Although the pour plate method is widely employed in microbiological quality control, it has certain drawbacks, including having to melt the culture medium before seeding. In this study, the preparation of the culture medium was modified by using a lower concentration of agar (10 g/L), which was separated from the nutrients during sterilization. The new protocol was assessed in media frequently used in microbiological quality control of food, cosmetics, and pharmaceutical products, with tryptic soy agar (TSA), Sabouraud 4% dextrose agar (SDA), and violet red bile glucose agar (VRBG). In comparison with the conventionally produced media, the modifications significantly improved the growth of Saccharomyces cerevisiae in SDA, Staphylococcus aureus, Salmonella enterica subsp. enterica serovar Typhimurium, and Candida albicans in TSA and Escherichia coli ATCC 8739 and ATCC 25922 and S. Typhimurium in VRBG. The modified VRBG was also more selective for Pseudomonas aeruginosa. Regarding physicochemical properties, a significantly lower pH was observed in TSA and VRBG and lower strength values in TSA. Sterilizing agar separately from the other components of the medium and reducing the agar concentration to 10 g/L can improve microorganism growth and enhance the selectivity of differential media in the pour plate method.
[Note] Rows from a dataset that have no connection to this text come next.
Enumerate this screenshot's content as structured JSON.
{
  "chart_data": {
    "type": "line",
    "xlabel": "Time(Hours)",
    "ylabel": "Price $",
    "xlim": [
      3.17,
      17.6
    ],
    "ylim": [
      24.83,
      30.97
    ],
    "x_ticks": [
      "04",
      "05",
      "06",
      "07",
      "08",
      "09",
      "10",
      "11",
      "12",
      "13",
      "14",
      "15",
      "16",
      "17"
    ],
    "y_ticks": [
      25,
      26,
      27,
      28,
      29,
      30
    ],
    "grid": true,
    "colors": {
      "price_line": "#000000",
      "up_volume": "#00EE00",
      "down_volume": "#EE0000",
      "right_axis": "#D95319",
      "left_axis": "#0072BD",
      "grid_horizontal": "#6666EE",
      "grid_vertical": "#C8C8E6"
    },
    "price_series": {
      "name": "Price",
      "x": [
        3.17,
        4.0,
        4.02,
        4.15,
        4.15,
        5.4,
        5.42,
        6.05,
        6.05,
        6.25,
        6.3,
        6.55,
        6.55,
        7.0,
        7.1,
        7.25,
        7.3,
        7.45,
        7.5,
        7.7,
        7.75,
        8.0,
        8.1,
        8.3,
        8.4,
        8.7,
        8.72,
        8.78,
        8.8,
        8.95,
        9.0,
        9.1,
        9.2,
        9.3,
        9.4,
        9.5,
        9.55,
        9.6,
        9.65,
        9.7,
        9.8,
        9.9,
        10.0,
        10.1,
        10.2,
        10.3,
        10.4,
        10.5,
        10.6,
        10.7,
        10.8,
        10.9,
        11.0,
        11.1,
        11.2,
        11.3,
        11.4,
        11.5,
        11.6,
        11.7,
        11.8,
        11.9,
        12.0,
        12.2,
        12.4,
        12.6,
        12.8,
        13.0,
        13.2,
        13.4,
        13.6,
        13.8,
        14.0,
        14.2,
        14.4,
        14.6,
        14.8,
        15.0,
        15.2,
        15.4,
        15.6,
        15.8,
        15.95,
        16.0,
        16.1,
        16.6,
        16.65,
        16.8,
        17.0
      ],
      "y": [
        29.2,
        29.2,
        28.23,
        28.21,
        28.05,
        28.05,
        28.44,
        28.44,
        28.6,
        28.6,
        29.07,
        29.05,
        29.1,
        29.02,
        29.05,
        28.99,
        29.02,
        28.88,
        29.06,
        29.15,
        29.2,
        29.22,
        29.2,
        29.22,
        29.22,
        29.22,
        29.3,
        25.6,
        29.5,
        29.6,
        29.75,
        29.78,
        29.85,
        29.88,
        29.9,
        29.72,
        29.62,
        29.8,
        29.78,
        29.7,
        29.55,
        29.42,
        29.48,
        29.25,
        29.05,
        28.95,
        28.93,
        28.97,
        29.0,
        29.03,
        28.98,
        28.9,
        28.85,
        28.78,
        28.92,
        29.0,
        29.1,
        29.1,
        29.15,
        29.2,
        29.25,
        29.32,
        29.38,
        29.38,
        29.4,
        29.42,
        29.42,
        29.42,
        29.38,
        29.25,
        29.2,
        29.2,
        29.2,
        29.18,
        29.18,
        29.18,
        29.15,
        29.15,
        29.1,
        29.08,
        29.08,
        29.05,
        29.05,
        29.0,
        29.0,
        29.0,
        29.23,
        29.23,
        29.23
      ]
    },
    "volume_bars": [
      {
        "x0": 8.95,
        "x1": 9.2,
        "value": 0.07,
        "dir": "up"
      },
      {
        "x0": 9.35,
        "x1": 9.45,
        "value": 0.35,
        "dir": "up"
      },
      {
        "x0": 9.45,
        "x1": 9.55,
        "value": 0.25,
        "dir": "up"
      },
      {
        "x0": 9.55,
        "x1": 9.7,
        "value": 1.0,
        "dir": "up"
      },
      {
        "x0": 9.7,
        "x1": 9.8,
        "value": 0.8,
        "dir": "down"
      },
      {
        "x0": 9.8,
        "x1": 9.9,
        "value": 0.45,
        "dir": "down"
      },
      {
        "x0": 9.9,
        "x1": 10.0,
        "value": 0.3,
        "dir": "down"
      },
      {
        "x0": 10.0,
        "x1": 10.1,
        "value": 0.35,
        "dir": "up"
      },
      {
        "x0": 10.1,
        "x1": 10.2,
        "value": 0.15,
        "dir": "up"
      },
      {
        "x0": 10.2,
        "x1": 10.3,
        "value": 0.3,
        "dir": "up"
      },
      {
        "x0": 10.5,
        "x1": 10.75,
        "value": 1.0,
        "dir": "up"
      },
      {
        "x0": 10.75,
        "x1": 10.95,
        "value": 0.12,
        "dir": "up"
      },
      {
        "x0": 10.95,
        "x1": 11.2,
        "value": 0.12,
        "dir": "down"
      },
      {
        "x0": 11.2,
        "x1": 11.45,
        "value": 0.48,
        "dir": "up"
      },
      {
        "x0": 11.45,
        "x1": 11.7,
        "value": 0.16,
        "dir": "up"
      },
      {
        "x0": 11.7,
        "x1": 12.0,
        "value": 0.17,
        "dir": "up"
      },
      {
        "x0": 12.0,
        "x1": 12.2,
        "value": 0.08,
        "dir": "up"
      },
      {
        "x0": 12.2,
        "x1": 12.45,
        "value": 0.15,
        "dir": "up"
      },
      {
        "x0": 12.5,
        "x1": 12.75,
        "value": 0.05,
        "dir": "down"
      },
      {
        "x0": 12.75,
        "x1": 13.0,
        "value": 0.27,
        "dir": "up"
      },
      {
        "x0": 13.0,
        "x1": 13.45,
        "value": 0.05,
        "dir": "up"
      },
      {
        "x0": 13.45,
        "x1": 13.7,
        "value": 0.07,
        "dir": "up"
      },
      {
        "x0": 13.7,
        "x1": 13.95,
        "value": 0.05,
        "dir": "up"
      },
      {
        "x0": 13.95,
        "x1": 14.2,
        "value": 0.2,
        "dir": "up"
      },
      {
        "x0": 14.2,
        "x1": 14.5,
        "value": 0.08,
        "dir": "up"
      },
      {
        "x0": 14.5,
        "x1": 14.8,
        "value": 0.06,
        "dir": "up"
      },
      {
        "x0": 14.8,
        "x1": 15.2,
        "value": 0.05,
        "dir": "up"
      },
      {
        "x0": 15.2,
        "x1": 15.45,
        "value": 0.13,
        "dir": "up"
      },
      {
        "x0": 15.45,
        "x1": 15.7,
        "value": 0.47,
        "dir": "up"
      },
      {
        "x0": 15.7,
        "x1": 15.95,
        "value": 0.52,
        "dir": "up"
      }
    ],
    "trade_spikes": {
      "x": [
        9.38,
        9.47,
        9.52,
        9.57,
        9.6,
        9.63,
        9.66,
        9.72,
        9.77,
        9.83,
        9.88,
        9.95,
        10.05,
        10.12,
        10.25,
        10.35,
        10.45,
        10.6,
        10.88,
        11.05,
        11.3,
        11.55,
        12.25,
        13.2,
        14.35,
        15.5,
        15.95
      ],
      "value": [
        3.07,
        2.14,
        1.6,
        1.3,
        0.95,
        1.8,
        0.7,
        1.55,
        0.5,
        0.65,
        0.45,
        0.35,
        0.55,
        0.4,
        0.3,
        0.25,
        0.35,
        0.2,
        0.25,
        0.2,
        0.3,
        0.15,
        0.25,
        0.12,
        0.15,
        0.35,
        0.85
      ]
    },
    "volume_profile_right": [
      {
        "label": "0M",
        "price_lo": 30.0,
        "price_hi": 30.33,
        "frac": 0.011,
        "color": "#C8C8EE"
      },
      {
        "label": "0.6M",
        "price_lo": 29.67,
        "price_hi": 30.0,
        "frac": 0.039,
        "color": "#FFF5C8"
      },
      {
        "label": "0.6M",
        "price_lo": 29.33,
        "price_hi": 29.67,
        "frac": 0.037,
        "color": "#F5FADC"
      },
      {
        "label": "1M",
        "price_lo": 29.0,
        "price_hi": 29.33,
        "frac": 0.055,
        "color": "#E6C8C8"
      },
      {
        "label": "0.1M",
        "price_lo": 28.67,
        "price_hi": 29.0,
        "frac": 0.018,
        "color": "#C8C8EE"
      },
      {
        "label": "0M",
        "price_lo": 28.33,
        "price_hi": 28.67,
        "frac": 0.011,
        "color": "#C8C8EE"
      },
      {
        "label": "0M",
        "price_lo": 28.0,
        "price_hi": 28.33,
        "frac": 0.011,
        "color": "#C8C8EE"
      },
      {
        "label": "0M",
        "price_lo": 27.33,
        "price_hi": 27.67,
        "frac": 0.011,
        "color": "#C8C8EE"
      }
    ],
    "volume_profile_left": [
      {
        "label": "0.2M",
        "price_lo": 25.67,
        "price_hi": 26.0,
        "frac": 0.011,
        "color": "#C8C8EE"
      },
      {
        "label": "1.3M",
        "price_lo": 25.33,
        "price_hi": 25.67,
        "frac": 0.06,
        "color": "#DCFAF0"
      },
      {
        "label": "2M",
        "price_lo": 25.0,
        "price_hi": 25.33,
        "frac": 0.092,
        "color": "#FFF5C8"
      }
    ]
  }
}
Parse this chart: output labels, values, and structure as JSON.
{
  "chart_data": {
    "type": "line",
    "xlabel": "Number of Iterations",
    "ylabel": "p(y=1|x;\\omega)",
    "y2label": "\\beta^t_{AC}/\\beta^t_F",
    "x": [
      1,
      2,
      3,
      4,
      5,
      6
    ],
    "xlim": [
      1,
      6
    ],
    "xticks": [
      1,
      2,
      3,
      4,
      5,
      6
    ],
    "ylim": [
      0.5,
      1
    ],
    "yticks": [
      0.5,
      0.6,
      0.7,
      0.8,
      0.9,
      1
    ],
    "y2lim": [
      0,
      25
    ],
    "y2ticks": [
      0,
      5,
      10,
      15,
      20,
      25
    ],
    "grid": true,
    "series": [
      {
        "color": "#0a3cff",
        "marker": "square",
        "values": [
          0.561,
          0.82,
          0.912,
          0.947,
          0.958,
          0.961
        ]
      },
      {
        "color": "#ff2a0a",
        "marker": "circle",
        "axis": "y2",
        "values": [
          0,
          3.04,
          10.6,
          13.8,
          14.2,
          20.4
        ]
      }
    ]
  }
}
These modifications could facilitate the automation of this culture technique. IMPORTANCE In the era of rapid microbiological methods, there is a need to improve long-established culture techniques. Drawbacks of the pour plate method include having to melt each medium separately before seeding. For this technique, we demonstrate that separating the agar from the other components of commonly used media during sterilization and reducing the agar concentration to 10 g/L can enhance microbial growth. The new protocol could have advantages in routine laboratory practice because less agar is required and the same molten agar suspension can be used to prepare different media. Moreover, these modifications could facilitate the automation of the pour plate method.